40.711°N -74.012°WThe International Freedom Center (IFC) was a proposed museum to be located adjacent to the site of Ground Zero at the former World Trade Center in New York City, USA. It was selected in 2004 to comprise a "cultural space" near to the memorial for victims of the September 11 attacks, called Reflecting Absence.
However, opponents reacted against the IFC's mission, saying that plans to promote international freedom through exhibits and displays about various genocides and crimes against humanity through history, including genocide of Native American and the slave trade in the United States, were inappropriate at a site that many people consider to be sacred. On September 28, 2005, New York Governor George E. Pataki barred the IFC from the World Trade Center site.[1]
George Soros, Tom Bernstein, Anthony Romero, and Eric Foner were promoters of the IFC. Within an hour of being barred from the WTC site, the IFC museum declared itself to be out of business, making no effort to find a new location. "We do not believe there is a viable alternative place for the I.F.C. at the World Trade Center site," said the statement from the center's executives, Tom Bernstein, Peter Kunhardt and Richard Tofel. "We consider our work, therefore, to have been brought to an end."[1]
The IFC proposal had received complaints from some families of September 11 victims. In August 2005, officials stated that the Center would have been required to respond to objections raised by victims' families before it was approved to go forward. Many relatives of 9/11 victims had denounced the International Freedom Center plan as an insult to the 2,749 people who died at the WTC, because it would paint them as a little more than a footnote to the world's march toward freedom.
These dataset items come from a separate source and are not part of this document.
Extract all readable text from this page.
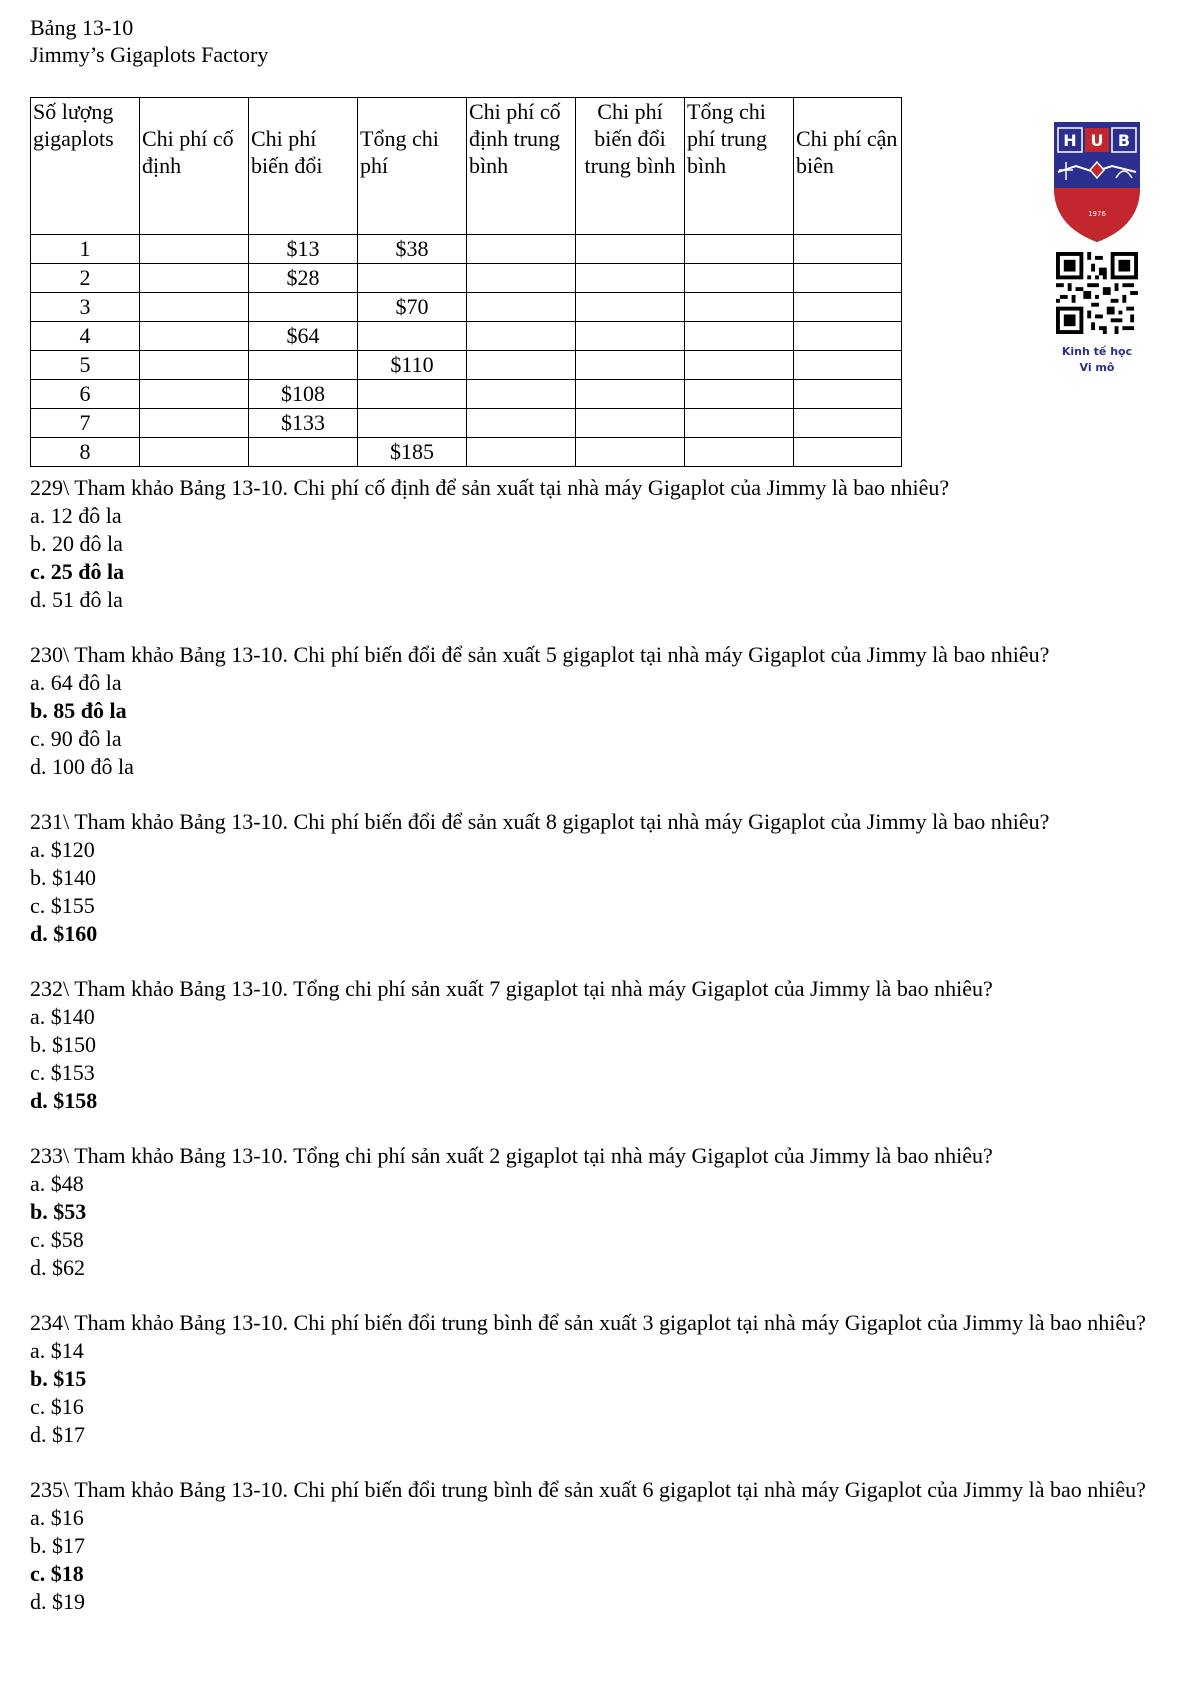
Bảng 13-10
Jimmy’s Gigaplots Factory
Số lượng gigaplots	Chi phí cố định	Chi phí biến đổi	Tổng chi phí	Chi phí cố định trung bình	Chi phí biến đổi trung bình	Tổng chi phí trung bình	Chi phí cận biên
1		$13	$38				
2		$28					
3			$70				
4		$64					
5			$110				
6		$108					
7		$133					
8			$185				
H U B
1976
Kinh tế học
Vi mô
229\ Tham khảo Bảng 13-10. Chi phí cố định để sản xuất tại nhà máy Gigaplot của Jimmy là bao nhiêu?
a. 12 đô la
b. 20 đô la
c. 25 đô la
d. 51 đô la
230\ Tham khảo Bảng 13-10. Chi phí biến đổi để sản xuất 5 gigaplot tại nhà máy Gigaplot của Jimmy là bao nhiêu?
a. 64 đô la
b. 85 đô la
c. 90 đô la
d. 100 đô la
231\ Tham khảo Bảng 13-10. Chi phí biến đổi để sản xuất 8 gigaplot tại nhà máy Gigaplot của Jimmy là bao nhiêu?
a. $120
b. $140
c. $155
d. $160
232\ Tham khảo Bảng 13-10. Tổng chi phí sản xuất 7 gigaplot tại nhà máy Gigaplot của Jimmy là bao nhiêu?
a. $140
b. $150
c. $153
d. $158
233\ Tham khảo Bảng 13-10. Tổng chi phí sản xuất 2 gigaplot tại nhà máy Gigaplot của Jimmy là bao nhiêu?
a. $48
b. $53
c. $58
d. $62
234\ Tham khảo Bảng 13-10. Chi phí biến đổi trung bình để sản xuất 3 gigaplot tại nhà máy Gigaplot của Jimmy là bao nhiêu?
a. $14
b. $15
c. $16
d. $17
235\ Tham khảo Bảng 13-10. Chi phí biến đổi trung bình để sản xuất 6 gigaplot tại nhà máy Gigaplot của Jimmy là bao nhiêu?
a. $16
b. $17
c. $18
d. $19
The families, police, and firefighters said that the IFC's plan to use hallowed land at Ground Zero to highlight poverty as a barrier to freedom diminishes the events of 9/11. It has also been disparagingly compared to comedian and political commentator Bill Maher's suggestion immediately after 9/11 that reconstruction should include a "Why They Hate Us Pavilion."
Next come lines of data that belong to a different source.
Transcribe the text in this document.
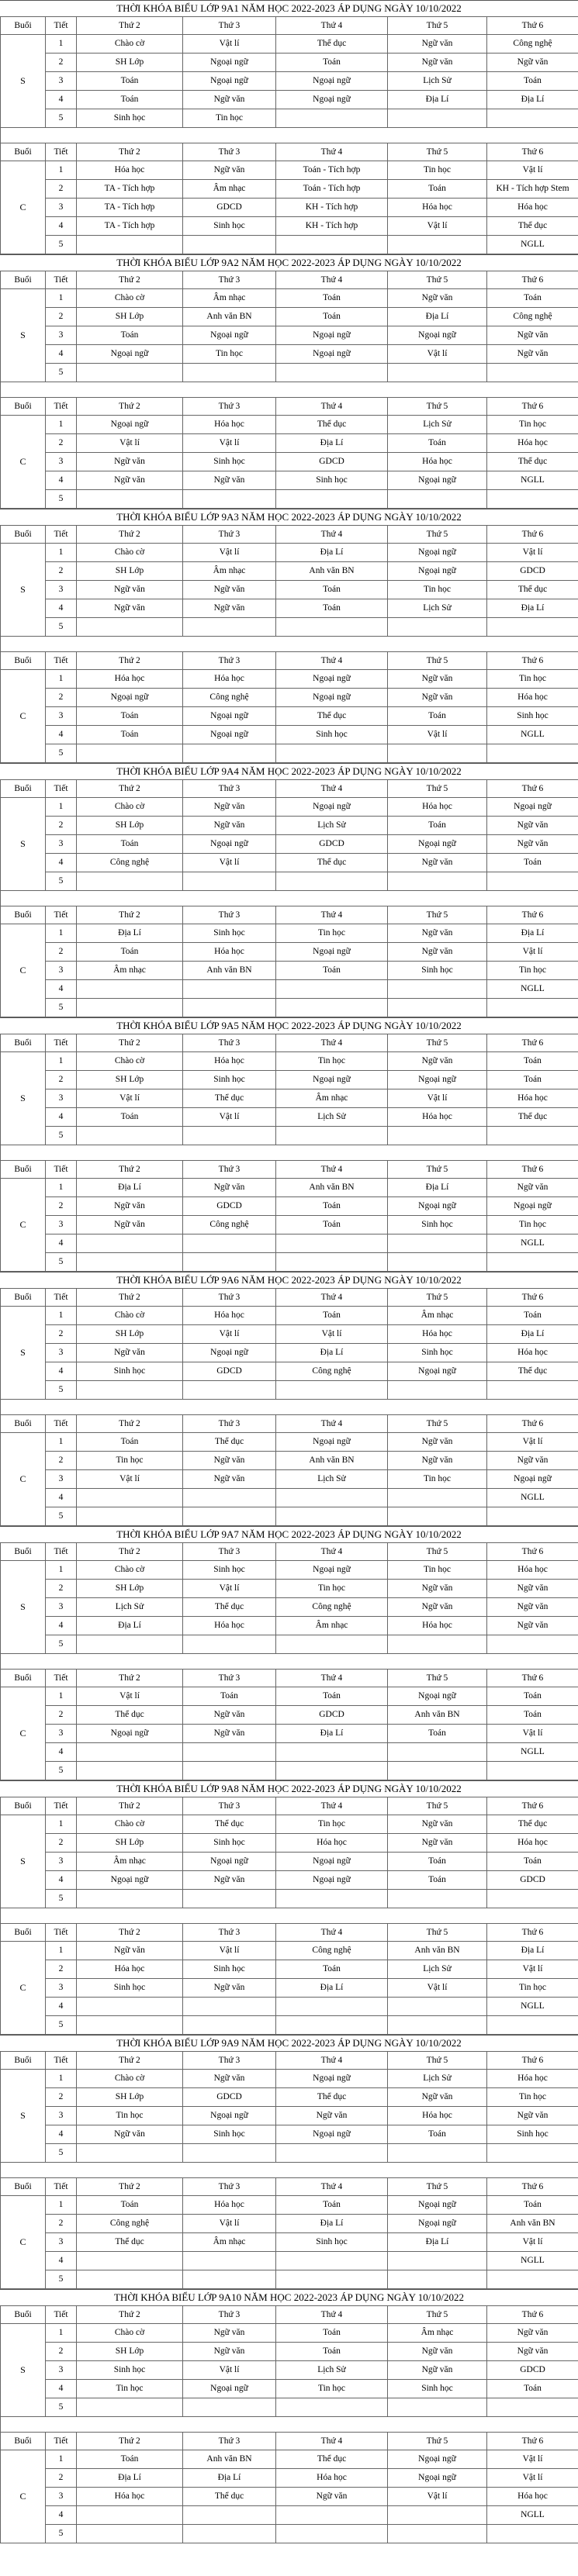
THỜI KHÓA BIỂU LỚP 9A1 NĂM HỌC 2022-2023 ÁP DỤNG NGÀY 10/10/2022
Buổi	Tiết	Thứ 2	Thứ 3	Thứ 4	Thứ 5	Thứ 6
S	1	Chào cờ	Vật lí	Thể dục	Ngữ văn	Công nghệ
	2	SH Lớp	Ngoại ngữ	Toán	Ngữ văn	Ngữ văn
	3	Toán	Ngoại ngữ	Ngoại ngữ	Lịch Sử	Toán
	4	Toán	Ngữ văn	Ngoại ngữ	Địa Lí	Địa Lí
	5	Sinh học	Tin học			

Buổi	Tiết	Thứ 2	Thứ 3	Thứ 4	Thứ 5	Thứ 6
C	1	Hóa học	Ngữ văn	Toán - Tích hợp	Tin học	Vật lí
	2	TA - Tích hợp	Âm nhạc	Toán - Tích hợp	Toán	KH - Tích hợp Stem
	3	TA - Tích hợp	GDCD	KH - Tích hợp	Hóa học	Hóa học
	4	TA - Tích hợp	Sinh học	KH - Tích hợp	Vật lí	Thể dục
	5					NGLL
THỜI KHÓA BIỂU LỚP 9A2 NĂM HỌC 2022-2023 ÁP DỤNG NGÀY 10/10/2022
Buổi	Tiết	Thứ 2	Thứ 3	Thứ 4	Thứ 5	Thứ 6
S	1	Chào cờ	Âm nhạc	Toán	Ngữ văn	Toán
	2	SH Lớp	Anh văn BN	Toán	Địa Lí	Công nghệ
	3	Toán	Ngoại ngữ	Ngoại ngữ	Ngoại ngữ	Ngữ văn
	4	Ngoại ngữ	Tin học	Ngoại ngữ	Vật lí	Ngữ văn
	5					

Buổi	Tiết	Thứ 2	Thứ 3	Thứ 4	Thứ 5	Thứ 6
C	1	Ngoại ngữ	Hóa học	Thể dục	Lịch Sử	Tin học
	2	Vật lí	Vật lí	Địa Lí	Toán	Hóa học
	3	Ngữ văn	Sinh học	GDCD	Hóa học	Thể dục
	4	Ngữ văn	Ngữ văn	Sinh học	Ngoại ngữ	NGLL
	5					
THỜI KHÓA BIỂU LỚP 9A3 NĂM HỌC 2022-2023 ÁP DỤNG NGÀY 10/10/2022
Buổi	Tiết	Thứ 2	Thứ 3	Thứ 4	Thứ 5	Thứ 6
S	1	Chào cờ	Vật lí	Địa Lí	Ngoại ngữ	Vật lí
	2	SH Lớp	Âm nhạc	Anh văn BN	Ngoại ngữ	GDCD
	3	Ngữ văn	Ngữ văn	Toán	Tin học	Thể dục
	4	Ngữ văn	Ngữ văn	Toán	Lịch Sử	Địa Lí
	5					

Buổi	Tiết	Thứ 2	Thứ 3	Thứ 4	Thứ 5	Thứ 6
C	1	Hóa học	Hóa học	Ngoại ngữ	Ngữ văn	Tin học
	2	Ngoại ngữ	Công nghệ	Ngoại ngữ	Ngữ văn	Hóa học
	3	Toán	Ngoại ngữ	Thể dục	Toán	Sinh học
	4	Toán	Ngoại ngữ	Sinh học	Vật lí	NGLL
	5					
THỜI KHÓA BIỂU LỚP 9A4 NĂM HỌC 2022-2023 ÁP DỤNG NGÀY 10/10/2022
Buổi	Tiết	Thứ 2	Thứ 3	Thứ 4	Thứ 5	Thứ 6
S	1	Chào cờ	Ngữ văn	Ngoại ngữ	Hóa học	Ngoại ngữ
	2	SH Lớp	Ngữ văn	Lịch Sử	Toán	Ngữ văn
	3	Toán	Ngoại ngữ	GDCD	Ngoại ngữ	Ngữ văn
	4	Công nghệ	Vật lí	Thể dục	Ngữ văn	Toán
	5					

Buổi	Tiết	Thứ 2	Thứ 3	Thứ 4	Thứ 5	Thứ 6
C	1	Địa Lí	Sinh học	Tin học	Ngữ văn	Địa Lí
	2	Toán	Hóa học	Ngoại ngữ	Ngữ văn	Vật lí
	3	Âm nhạc	Anh văn BN	Toán	Sinh học	Tin học
	4					NGLL
	5					
THỜI KHÓA BIỂU LỚP 9A5 NĂM HỌC 2022-2023 ÁP DỤNG NGÀY 10/10/2022
Buổi	Tiết	Thứ 2	Thứ 3	Thứ 4	Thứ 5	Thứ 6
S	1	Chào cờ	Hóa học	Tin học	Ngữ văn	Toán
	2	SH Lớp	Sinh học	Ngoại ngữ	Ngoại ngữ	Toán
	3	Vật lí	Thể dục	Âm nhạc	Vật lí	Hóa học
	4	Toán	Vật lí	Lịch Sử	Hóa học	Thể dục
	5					

Buổi	Tiết	Thứ 2	Thứ 3	Thứ 4	Thứ 5	Thứ 6
C	1	Địa Lí	Ngữ văn	Anh văn BN	Địa Lí	Ngữ văn
	2	Ngữ văn	GDCD	Toán	Ngoại ngữ	Ngoại ngữ
	3	Ngữ văn	Công nghệ	Toán	Sinh học	Tin học
	4					NGLL
	5					
THỜI KHÓA BIỂU LỚP 9A6 NĂM HỌC 2022-2023 ÁP DỤNG NGÀY 10/10/2022
Buổi	Tiết	Thứ 2	Thứ 3	Thứ 4	Thứ 5	Thứ 6
S	1	Chào cờ	Hóa học	Toán	Âm nhạc	Toán
	2	SH Lớp	Vật lí	Vật lí	Hóa học	Địa Lí
	3	Ngữ văn	Ngoại ngữ	Địa Lí	Sinh học	Hóa học
	4	Sinh học	GDCD	Công nghệ	Ngoại ngữ	Thể dục
	5					

Buổi	Tiết	Thứ 2	Thứ 3	Thứ 4	Thứ 5	Thứ 6
C	1	Toán	Thể dục	Ngoại ngữ	Ngữ văn	Vật lí
	2	Tin học	Ngữ văn	Anh văn BN	Ngữ văn	Ngữ văn
	3	Vật lí	Ngữ văn	Lịch Sử	Tin học	Ngoại ngữ
	4					NGLL
	5					
THỜI KHÓA BIỂU LỚP 9A7 NĂM HỌC 2022-2023 ÁP DỤNG NGÀY 10/10/2022
Buổi	Tiết	Thứ 2	Thứ 3	Thứ 4	Thứ 5	Thứ 6
S	1	Chào cờ	Sinh học	Ngoại ngữ	Tin học	Hóa học
	2	SH Lớp	Vật lí	Tin học	Ngữ văn	Ngữ văn
	3	Lịch Sử	Thể dục	Công nghệ	Ngữ văn	Ngữ văn
	4	Địa Lí	Hóa học	Âm nhạc	Hóa học	Ngữ văn
	5					

Buổi	Tiết	Thứ 2	Thứ 3	Thứ 4	Thứ 5	Thứ 6
C	1	Vật lí	Toán	Toán	Ngoại ngữ	Toán
	2	Thể dục	Ngữ văn	GDCD	Anh văn BN	Toán
	3	Ngoại ngữ	Ngữ văn	Địa Lí	Toán	Vật lí
	4					NGLL
	5					
THỜI KHÓA BIỂU LỚP 9A8 NĂM HỌC 2022-2023 ÁP DỤNG NGÀY 10/10/2022
Buổi	Tiết	Thứ 2	Thứ 3	Thứ 4	Thứ 5	Thứ 6
S	1	Chào cờ	Thể dục	Tin học	Ngữ văn	Thể dục
	2	SH Lớp	Sinh học	Hóa học	Ngữ văn	Hóa học
	3	Âm nhạc	Ngoại ngữ	Ngoại ngữ	Toán	Toán
	4	Ngoại ngữ	Ngữ văn	Ngoại ngữ	Toán	GDCD
	5					

Buổi	Tiết	Thứ 2	Thứ 3	Thứ 4	Thứ 5	Thứ 6
C	1	Ngữ văn	Vật lí	Công nghệ	Anh văn BN	Địa Lí
	2	Hóa học	Sinh học	Toán	Lịch Sử	Vật lí
	3	Sinh học	Ngữ văn	Địa Lí	Vật lí	Tin học
	4					NGLL
	5					
THỜI KHÓA BIỂU LỚP 9A9 NĂM HỌC 2022-2023 ÁP DỤNG NGÀY 10/10/2022
Buổi	Tiết	Thứ 2	Thứ 3	Thứ 4	Thứ 5	Thứ 6
S	1	Chào cờ	Ngữ văn	Ngoại ngữ	Lịch Sử	Hóa học
	2	SH Lớp	GDCD	Thể dục	Ngữ văn	Tin học
	3	Tin học	Ngoại ngữ	Ngữ văn	Hóa học	Ngữ văn
	4	Ngữ văn	Sinh học	Ngoại ngữ	Toán	Sinh học
	5					

Buổi	Tiết	Thứ 2	Thứ 3	Thứ 4	Thứ 5	Thứ 6
C	1	Toán	Hóa học	Toán	Ngoại ngữ	Toán
	2	Công nghệ	Vật lí	Địa Lí	Ngoại ngữ	Anh văn BN
	3	Thể dục	Âm nhạc	Sinh học	Địa Lí	Vật lí
	4					NGLL
	5					
THỜI KHÓA BIỂU LỚP 9A10 NĂM HỌC 2022-2023 ÁP DỤNG NGÀY 10/10/2022
Buổi	Tiết	Thứ 2	Thứ 3	Thứ 4	Thứ 5	Thứ 6
S	1	Chào cờ	Ngữ văn	Toán	Âm nhạc	Ngữ văn
	2	SH Lớp	Ngữ văn	Toán	Ngữ văn	Ngữ văn
	3	Sinh học	Vật lí	Lịch Sử	Ngữ văn	GDCD
	4	Tin học	Ngoại ngữ	Tin học	Sinh học	Toán
	5					

Buổi	Tiết	Thứ 2	Thứ 3	Thứ 4	Thứ 5	Thứ 6
C	1	Toán	Anh văn BN	Thể dục	Ngoại ngữ	Vật lí
	2	Địa Lí	Địa Lí	Hóa học	Ngoại ngữ	Vật lí
	3	Hóa học	Thể dục	Ngữ văn	Vật lí	Hóa học
	4					NGLL
	5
A non-profit organization called Take Back The Memorial was started by blogger Robert Shurbet and 9/11 family member Debra Burlingame, to block the International Freedom Center from being located on the WTC site.[2] This group protested any linkage between what occurred on 9/11 with political activism or with any previous historical event that could contextualize the attack.
Jeff Jarvis, a journalist and 9/11 survivor, noted that the IFC's proponents stated they "will tangibly link September 11 and the lives of its victims to humanity's greatest idea: freedom", but objected:
The New York Times, in an editorial, criticized the protests against the IFC, arguing that the IFC's opponents had made trivial and unconvincing suggestions that both the IFC and the "cultural component" of architect Daniel Libeskind's plans would somehow diminish the scope of the Memorial Museum: "To argue over the size of these two spaces is to assume that emotional power is solely the result of square footage. It is also to forget the profound effect that going to the roots of the World Trade Center will have on most visitors."[3] The Times concluded that beneath the superficial arguments and their irrational implications lay an even more disturbing motivation:
But this is not really a campaign about money or space. It is a campaign about political purity—about how people remember 9/11 and about how we choose to read its aftermath, including the Iraq War. On their Web site ... critics of the cultural plan at ground zero offer a resolution called Campaign America. It says that ground zero must contain no facilities "that house controversial debate, dialogue, artistic impressions, or exhibits referring to extraneous historical events." This, to us, sounds un-American.
New York State politicians were either hostile to or only offering conditional support to the IFC. "I cannot support the IFC," Democratic Senator Hillary Clinton declared on September 23, 2005 in response to an inquiry from The New York Post. "While I want to ensure that development and rebuilding in lower Manhattan move forward expeditiously, I am troubled by the serious concerns family members and first responders have expressed to me," Senator Clinton said, going on to say that, "The Lower Manhattan Development Corporation has authority over the site and I do not believe we can move forward until it heeds and addresses their concerns."[4]
Clinton spoke out the day after the IFC released a plan intended to save its spot at the site, but it was met with immediate opposition from 9/11 families. Clinton would not support any plan unless the families and first responders back it, said her spokesman, Philippe Reines.
Republican Congressmen John Sweeney (Saratoga), Peter King (Long Island) and Vito Fossella (Staten Island)—were challenging the IFC as a "blame America first" project.
Senator Chuck Schumer (D-N.Y.) also voiced concern at the same time as Sen. Clinton and had called for a compromise—although he didn't state flat-out opposition to the IFC. "There's got to be a way to meet the families' sincere and real needs and build a center that honors the freedom that the victims died for. We hope that the LMDC will find some common ground quickly," Schumer said.
Former New York State Republican Governor George Pataki—who wielded strong influence over the LMDC—had said that he would not support any plan that offers a forum for anti-Americanism. On September 28, 2005, Governor Pataki barred the IFC from the World Trade Center site.[5] The likelihood of the IFC being built elsewhere is extremely low and the project is considered over at this point.[6]